Simple test for mixed precision on RTX 2070?

ericpb · November 7, 2018, 8:46pm

Greetings,

I’m currently on Fast.ai mooc, using their fastai V1 built over PyTorch 1.0.
It works like a charm on a 1080Ti + Ryzen 1700X, on Ubuntu 16.04 and Nvidia 410.73.

With the new generation of Nvidia RTX cards offering Tensor Cores, and the possibility of FP16 training via mixed-precision, I got hold of an RTX 2070.
When I try and run my usual Jupyter notebook in mixed precision on the RTX 2070, it crashes the kernel (without a specific error message to track the issue, just “The kernel appears to have died. It will restart automatically.”).

So I thought maybe the first step would be to go down one level to pure PyTorch code and run a “basic test” that would check if/how it triggers the Tensor Cores and FP16 training ?

Is that possible and if so, how should I proceed ?

Best regards,

EricPB

ptrblck · November 8, 2018, 12:36am

If your Jupyter Notebook kernel just dies, you could try to download your notebook as a Python script (.py) and run it in a terminal. This will usually yield a better error message.
Note that CUDA operations work asynchronously, so you might need to run your script with:

CUDA_LAUNCH_BLOCKING=1 python script.py args

ericpb · November 8, 2018, 12:40am

Thank you @ptrblck for your fast and explicit reply !

I will try your tip asap and report back.

BR,

EPB

ericpb · November 8, 2018, 4:30pm

I run my notebook as a Python script and the error message is, right at start of the epoch:

Floating point exception (core dumped)

ptrblck · November 8, 2018, 4:56pm

Thanks for information!
Could you try to get the backtrace using these commands?

As far as I’ve understood your question, the script runs fine without FP16?

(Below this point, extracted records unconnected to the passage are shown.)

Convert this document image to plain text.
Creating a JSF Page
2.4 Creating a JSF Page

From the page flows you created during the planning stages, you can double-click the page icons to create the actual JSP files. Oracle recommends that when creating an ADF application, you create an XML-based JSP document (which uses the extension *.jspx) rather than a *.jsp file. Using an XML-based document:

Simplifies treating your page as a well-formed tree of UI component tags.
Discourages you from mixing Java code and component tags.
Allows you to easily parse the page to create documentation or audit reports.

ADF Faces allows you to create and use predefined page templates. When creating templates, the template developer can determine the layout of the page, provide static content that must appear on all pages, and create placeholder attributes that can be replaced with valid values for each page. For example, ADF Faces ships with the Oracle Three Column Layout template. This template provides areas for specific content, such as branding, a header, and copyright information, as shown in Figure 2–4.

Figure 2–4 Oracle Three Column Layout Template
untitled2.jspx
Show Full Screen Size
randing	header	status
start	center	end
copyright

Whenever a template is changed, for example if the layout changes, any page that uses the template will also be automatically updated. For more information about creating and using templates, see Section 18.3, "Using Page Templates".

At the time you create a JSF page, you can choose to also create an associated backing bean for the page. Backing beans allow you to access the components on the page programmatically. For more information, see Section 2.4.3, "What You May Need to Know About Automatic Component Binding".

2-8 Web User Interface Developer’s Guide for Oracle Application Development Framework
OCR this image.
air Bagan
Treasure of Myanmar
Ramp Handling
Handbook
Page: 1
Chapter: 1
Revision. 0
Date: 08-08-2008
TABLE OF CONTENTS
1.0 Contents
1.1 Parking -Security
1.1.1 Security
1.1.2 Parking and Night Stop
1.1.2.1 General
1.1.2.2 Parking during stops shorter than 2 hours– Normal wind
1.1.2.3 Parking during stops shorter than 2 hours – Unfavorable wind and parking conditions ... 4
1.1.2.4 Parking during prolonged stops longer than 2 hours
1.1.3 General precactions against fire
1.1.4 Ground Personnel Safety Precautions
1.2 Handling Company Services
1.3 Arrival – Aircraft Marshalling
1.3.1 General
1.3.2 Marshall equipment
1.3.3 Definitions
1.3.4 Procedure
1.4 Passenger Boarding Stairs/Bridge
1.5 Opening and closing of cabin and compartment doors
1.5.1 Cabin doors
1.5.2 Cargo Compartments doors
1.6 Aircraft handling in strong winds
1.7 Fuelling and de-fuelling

ericpb · November 8, 2018, 5:14pm

Yes, the script works fine without FP16.

I got this traceback in two pictures:

ericpb · November 8, 2018, 5:14pm

ptrblck · November 8, 2018, 5:22pm

Thanks for the backtrace.
Skimming through it, could it be you are using torch.float data somewhere in torch.half layers?
Could you post your model definition?

ericpb · November 9, 2018, 3:36pm

This might take some time to answer as I’m using a script for Cifar10 with a wrn_22() model from the high-level fastai library (like Keras for PyTorch) in the current mooc.

ericpb · November 9, 2018, 7:20pm

I think this repo is dedicated to explore mixed-precision with PyTorch.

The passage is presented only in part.